A principal estratégia é provocar formalmente a Administração para que tome uma decisão dentro de prazo razoável. Caso isso não ocorra, é possível acionar o Judiciário, por meio de ações de intimação à Administração ou mandados de segurança administrativos. Também é recomendável registrar reclamações junto à Provedoria de Justiça e documentar todas as tentativas de contato e diligência. Além disso, em alguns casos é possível solicitar tratamento prioritário por motivo de idade, saúde, estudo ou interesse público relevante.
10. Como a nova lei afeta a nacionalidade de filhos de estrangeiros nascidos em Portugal? Eles ainda terão direito automático à cidadania portuguesa?
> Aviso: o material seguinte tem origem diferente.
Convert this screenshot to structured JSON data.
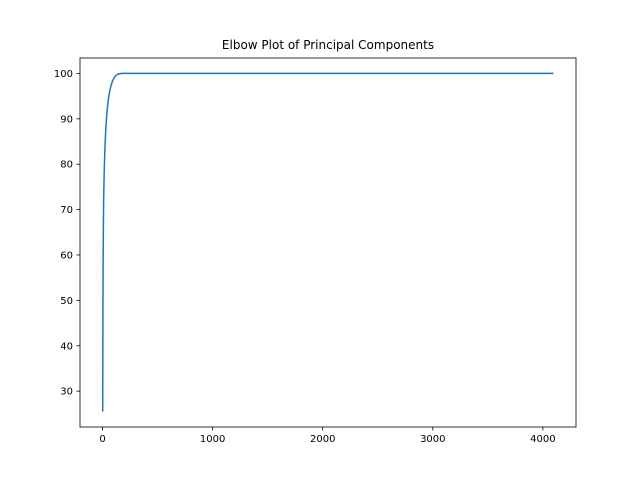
{
  "chart_data": {
    "type": "line",
    "title": "Elbow Plot of Principal Components",
    "xlabel": "",
    "ylabel": "",
    "xlim": [
      -205,
      4301
    ],
    "ylim": [
      22.1,
      103.4
    ],
    "x_ticks": [
      0,
      1000,
      2000,
      3000,
      4000
    ],
    "y_ticks": [
      30,
      40,
      50,
      60,
      70,
      80,
      90,
      100
    ],
    "grid": false,
    "legend": "none",
    "series": [
      {
        "color": "#1f77b4",
        "x": [
          1,
          2,
          3,
          5,
          8,
          10,
          15,
          20,
          25,
          30,
          40,
          50,
          60,
          70,
          80,
          90,
          100,
          110,
          120,
          130,
          140,
          150,
          160,
          170,
          180,
          200,
          500,
          1000,
          2000,
          3000,
          4000,
          4096
        ],
        "y": [
          25.5,
          35,
          45,
          58,
          68,
          72.5,
          78.5,
          82.5,
          85.5,
          88,
          91.5,
          93.8,
          95.5,
          96.7,
          97.6,
          98.3,
          98.8,
          99.2,
          99.5,
          99.7,
          99.85,
          99.93,
          99.97,
          99.99,
          100,
          100,
          100,
          100,
          100,
          100,
          100,
          100
        ]
      }
    ]
  }
}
O regime anterior concedia automaticamente a nacionalidade portuguesa aos filhos de estrangeiros nascidos em território nacional, desde que um dos pais residisse em Portugal há pelo menos dois anos. A nova proposta elimina essa atribuição automática. Agora, exige-se que pelo menos um dos progenitores tenha residência legal há mais de três anos à data do nascimento, além da necessidade de uma declaração expressa dos pais. Ou seja, o acesso à cidadania deixa de ser direto e passa a depender de mais requisitos formais.
11. Quais são os riscos de perder a nacionalidade portuguesa em casos de crimes graves, segundo as nova proposta?
A proposta introduz a possibilidade de retirada da nacionalidade de pessoas naturalizadas que, nos primeiros dez anos após a aquisição, venham a ser condenadas por crimes graves. Isso inclui homicídio, terrorismo, tráfico internacional de drogas e crimes contra o Estado. A retirada dependerá de decisão judicial e levará em conta a gravidade do crime, o grau de inserção do indivíduo na sociedade portuguesa e outros fatores contextuais. Trata-se de uma medida polêmica, que exige equilíbrio entre a proteção da comunidade e o respeito aos direitos individuais.
12. Como a mudança da contagem do tempo de residência (a partir do título de residência e não do pedido) impacta quem já está aguardando o processo?
Essa é uma das mudanças mais sensíveis. Muitas pessoas vivem legalmente em Portugal há anos, mas ainda não possuem um título formalizado por atrasos administrativos. Com a nova regra, todo esse tempo “invisível” deixa de contar. Isso significa que, mesmo após anos de trabalho, estudo e integração no país, o imigrante poderá ter que recomeçar a contagem de zero a partir do momento em que o título for finalmente emitido. Isso representa uma quebra importante no princípio da boa-fé e na expectativa legítima de milhares de pessoas.
13. Existem recursos judiciais para quem enfrenta atrasos excessivos ou negativas indevidas nos processos de nacionalidade ou renovação de residência?
Sim. O ordenamento jurídico português prevê meios para contestar atrasos injustificados ou decisões administrativas ilegais. A pessoa pode, por exemplo, interpor uma ação administrativa de intimação para que a entidade pública decida o processo dentro de prazo razoável. Em caso de indeferimento, também há possibilidade de recorrer ao tribunal. Além disso, em situações urgentes, é possível solicitar medidas provisórias para resguardar direitos fundamentais, como permanência no país, acesso a saúde ou regularização profissional.
14. Qual é a recomendação para famílias que estão organizando a documentação para pedido de cidadania portuguesa por ascendência?
A orientação é clara: agir com urgência. Quem tem ascendência portuguesa deve reunir toda a documentação o quanto antes, com especial atenção à linha sucessória, às certidões apostiladas e à coerência dos dados. Sempre que possível, recomenda-se incluir os filhos menores no mesmo processo. Com as alterações, o direito dos descendentes diretos — especialmente os bisnetos — poderá ser significativamente restringido. Quanto mais demorar, mais difícil será garantir o acesso à cidadania no futuro.